Ok, let’s look at this simple model. \[ \begin{aligned} Y = \beta_0 + \beta_1 X + \epsilon \end{aligned} \] Where \(\epsilon\) is a normally distributed random variable with a mean of zero.

If X is normally distributed, Y should obviously be normally distributed. However, if X is not normally distributed or we don’t have appropriate values along its range, Y will not be normally distributed. Let’s look at these cases.

x  <- runif(1000,0,100); #Uniformly distributed from 0-100
y  <- 2 + 0.5*x + rnorm(1000,0,2)
plot(density(y))

Oh my Glob! Y is not normally distributed. What are we to do? Nothing.
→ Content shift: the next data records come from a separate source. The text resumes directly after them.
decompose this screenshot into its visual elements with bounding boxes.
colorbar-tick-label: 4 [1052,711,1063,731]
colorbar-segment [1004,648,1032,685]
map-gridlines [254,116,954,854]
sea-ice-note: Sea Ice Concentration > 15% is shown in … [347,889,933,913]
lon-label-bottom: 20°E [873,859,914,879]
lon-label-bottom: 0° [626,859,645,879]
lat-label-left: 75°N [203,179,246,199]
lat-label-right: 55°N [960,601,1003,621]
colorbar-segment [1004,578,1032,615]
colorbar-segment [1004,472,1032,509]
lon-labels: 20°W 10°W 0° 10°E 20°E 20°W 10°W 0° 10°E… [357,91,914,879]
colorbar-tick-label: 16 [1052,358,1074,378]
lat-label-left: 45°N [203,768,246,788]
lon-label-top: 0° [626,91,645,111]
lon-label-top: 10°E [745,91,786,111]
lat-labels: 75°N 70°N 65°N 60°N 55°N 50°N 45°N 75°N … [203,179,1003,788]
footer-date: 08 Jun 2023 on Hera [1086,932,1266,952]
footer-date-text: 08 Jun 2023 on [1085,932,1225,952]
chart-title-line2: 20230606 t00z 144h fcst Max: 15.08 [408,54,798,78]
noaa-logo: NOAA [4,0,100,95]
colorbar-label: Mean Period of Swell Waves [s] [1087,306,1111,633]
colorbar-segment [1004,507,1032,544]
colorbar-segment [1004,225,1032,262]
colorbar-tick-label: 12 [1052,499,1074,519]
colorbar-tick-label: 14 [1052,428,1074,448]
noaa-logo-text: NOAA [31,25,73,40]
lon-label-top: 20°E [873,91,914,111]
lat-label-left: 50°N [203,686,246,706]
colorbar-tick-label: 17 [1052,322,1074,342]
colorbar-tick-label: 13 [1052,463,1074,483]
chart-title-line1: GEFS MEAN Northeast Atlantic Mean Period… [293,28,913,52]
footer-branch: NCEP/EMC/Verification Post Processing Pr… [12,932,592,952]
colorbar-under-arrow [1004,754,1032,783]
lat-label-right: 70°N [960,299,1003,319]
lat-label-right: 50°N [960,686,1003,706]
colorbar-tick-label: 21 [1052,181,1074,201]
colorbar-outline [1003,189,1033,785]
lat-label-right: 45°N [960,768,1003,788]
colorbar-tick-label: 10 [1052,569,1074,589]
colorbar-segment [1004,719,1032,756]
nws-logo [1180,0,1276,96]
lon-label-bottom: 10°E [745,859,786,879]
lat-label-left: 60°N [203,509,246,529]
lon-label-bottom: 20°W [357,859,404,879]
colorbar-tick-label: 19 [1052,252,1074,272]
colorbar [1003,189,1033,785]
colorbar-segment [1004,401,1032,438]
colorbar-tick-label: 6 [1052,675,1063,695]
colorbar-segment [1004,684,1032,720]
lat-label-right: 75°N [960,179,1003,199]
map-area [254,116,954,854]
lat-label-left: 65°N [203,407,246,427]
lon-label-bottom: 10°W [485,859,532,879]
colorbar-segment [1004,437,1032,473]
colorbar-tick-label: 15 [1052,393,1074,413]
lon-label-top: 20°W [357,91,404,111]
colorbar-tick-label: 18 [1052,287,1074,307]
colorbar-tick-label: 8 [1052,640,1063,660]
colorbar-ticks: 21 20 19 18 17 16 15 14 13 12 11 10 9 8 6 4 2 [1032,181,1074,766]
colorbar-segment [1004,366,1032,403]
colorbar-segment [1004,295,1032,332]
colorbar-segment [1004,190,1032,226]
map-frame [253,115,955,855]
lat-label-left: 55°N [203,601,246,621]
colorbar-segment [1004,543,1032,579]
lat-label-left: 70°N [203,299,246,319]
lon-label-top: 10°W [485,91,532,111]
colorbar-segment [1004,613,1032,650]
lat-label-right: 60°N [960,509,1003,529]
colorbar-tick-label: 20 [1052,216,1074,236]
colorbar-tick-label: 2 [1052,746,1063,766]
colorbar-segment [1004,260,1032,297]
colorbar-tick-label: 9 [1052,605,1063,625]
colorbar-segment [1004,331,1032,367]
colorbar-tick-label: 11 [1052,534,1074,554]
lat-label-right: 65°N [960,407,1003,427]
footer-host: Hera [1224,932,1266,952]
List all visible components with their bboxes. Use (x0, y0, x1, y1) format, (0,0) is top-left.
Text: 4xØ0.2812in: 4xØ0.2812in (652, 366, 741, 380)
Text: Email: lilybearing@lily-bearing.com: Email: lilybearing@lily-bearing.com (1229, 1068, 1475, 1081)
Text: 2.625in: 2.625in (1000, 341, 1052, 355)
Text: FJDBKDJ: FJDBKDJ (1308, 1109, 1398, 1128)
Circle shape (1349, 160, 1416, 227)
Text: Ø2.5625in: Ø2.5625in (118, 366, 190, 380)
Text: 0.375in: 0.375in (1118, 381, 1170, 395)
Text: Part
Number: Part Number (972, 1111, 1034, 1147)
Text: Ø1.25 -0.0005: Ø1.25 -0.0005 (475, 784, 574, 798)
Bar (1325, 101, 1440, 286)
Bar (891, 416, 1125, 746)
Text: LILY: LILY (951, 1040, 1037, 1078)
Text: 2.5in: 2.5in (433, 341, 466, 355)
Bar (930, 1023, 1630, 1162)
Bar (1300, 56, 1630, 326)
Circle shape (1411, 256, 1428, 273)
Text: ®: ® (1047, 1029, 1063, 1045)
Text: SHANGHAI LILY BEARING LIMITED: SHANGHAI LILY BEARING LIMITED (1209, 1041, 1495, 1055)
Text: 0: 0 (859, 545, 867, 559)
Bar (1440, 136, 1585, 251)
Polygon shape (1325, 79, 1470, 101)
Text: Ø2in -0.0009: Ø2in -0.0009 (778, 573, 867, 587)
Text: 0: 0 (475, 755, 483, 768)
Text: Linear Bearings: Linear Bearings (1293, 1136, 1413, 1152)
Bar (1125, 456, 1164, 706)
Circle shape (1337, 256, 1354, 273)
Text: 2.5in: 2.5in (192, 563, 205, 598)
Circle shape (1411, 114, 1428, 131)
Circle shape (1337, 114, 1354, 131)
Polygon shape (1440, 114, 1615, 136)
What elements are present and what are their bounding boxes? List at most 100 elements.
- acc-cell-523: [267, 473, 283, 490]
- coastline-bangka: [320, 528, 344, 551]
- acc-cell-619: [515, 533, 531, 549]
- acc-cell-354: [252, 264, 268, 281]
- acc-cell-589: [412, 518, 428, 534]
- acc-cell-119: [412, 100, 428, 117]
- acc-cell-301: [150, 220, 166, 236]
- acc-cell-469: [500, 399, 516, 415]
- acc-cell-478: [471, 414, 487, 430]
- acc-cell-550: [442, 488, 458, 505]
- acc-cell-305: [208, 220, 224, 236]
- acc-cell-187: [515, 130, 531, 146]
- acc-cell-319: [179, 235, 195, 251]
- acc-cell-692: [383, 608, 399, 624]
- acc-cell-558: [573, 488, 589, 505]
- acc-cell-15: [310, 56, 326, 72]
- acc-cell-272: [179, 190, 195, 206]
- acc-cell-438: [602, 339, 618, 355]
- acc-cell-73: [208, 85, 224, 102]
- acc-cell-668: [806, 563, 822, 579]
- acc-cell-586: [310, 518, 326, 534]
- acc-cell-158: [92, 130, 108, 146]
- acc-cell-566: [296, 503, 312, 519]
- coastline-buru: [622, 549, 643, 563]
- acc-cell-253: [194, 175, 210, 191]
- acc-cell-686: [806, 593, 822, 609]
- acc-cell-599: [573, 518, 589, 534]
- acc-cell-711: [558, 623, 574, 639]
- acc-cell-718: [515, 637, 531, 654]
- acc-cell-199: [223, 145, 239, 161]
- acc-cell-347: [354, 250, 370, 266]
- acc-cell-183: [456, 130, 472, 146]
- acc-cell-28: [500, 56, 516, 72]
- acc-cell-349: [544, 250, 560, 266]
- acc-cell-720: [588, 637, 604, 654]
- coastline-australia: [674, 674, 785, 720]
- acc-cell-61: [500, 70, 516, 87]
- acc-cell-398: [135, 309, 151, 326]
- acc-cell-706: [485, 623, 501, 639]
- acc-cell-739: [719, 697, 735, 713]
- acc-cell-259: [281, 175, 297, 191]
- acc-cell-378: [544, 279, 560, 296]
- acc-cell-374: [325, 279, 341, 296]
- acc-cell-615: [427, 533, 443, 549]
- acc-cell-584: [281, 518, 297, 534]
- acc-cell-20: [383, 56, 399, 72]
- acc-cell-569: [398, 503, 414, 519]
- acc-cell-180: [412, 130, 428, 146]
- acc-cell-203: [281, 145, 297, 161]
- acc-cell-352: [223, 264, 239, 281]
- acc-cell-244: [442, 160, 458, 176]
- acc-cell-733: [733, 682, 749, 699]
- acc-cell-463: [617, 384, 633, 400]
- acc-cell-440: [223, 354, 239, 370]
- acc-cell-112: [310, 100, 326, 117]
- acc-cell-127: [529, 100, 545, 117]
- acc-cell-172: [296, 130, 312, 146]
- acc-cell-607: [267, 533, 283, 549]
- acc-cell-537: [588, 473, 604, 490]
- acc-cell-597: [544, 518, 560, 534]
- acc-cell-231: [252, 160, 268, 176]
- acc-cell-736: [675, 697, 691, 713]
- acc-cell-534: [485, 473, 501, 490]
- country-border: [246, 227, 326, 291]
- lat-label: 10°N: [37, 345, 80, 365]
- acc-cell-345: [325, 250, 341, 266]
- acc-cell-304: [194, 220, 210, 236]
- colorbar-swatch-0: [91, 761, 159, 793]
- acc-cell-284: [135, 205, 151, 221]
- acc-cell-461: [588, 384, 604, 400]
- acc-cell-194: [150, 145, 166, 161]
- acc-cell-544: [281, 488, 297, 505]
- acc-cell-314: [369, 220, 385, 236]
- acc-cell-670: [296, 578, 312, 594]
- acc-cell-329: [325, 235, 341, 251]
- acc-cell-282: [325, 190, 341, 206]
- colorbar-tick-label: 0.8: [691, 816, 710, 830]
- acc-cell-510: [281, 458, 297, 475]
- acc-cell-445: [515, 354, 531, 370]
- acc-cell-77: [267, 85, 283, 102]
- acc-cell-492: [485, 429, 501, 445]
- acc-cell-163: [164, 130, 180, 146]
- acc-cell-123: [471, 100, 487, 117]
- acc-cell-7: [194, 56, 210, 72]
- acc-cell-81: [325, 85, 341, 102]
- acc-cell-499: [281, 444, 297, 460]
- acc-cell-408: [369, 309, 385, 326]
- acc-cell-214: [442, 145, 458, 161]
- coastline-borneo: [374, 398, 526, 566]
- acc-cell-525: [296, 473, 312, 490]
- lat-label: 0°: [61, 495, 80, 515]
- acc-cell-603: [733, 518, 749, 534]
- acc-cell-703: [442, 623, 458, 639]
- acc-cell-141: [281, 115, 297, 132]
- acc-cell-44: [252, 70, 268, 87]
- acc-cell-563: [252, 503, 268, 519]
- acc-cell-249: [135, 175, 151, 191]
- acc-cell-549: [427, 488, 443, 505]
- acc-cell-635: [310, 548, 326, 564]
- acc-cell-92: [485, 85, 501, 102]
It’s fine, only the error needs to be normally distributed.

lm1  <- lm(y ~ x)
plot(density(resid(lm1)))

qqnorm(resid(lm1))
qqline(resid(lm1))

require(stats)
shapiro.test(resid(lm1))
## 
##  Shapiro-Wilk normality test
## 
## data:  resid(lm1)
## W = 0.9984, p-value = 0.5096

See, all you need are normally distributed residuals to tell you if a regression is appropriate. Never let another teacher tell you all you variables, or even all your response variables need to be normally distributed.

Let’s look at another common case where x is lognormally distributed.

x  <- rlnorm(100, 10)
y  <- 2 + 0.5*x + rnorm(100,0,2);
plot(density(y))

Well that’s really not normal. But now let’s look at the residuals again.

lm2  <- lm(y ~ x)
plot(density(resid(lm2)))

qqnorm(resid(lm2))
qqline(resid(lm2))

shapiro.test(resid(lm2))
## 
##  Shapiro-Wilk normality test
## 
## data:  resid(lm2)
## W = 0.9881, p-value = 0.5142

That looks great! So there you have it. Stop worrying about non-normal response variables.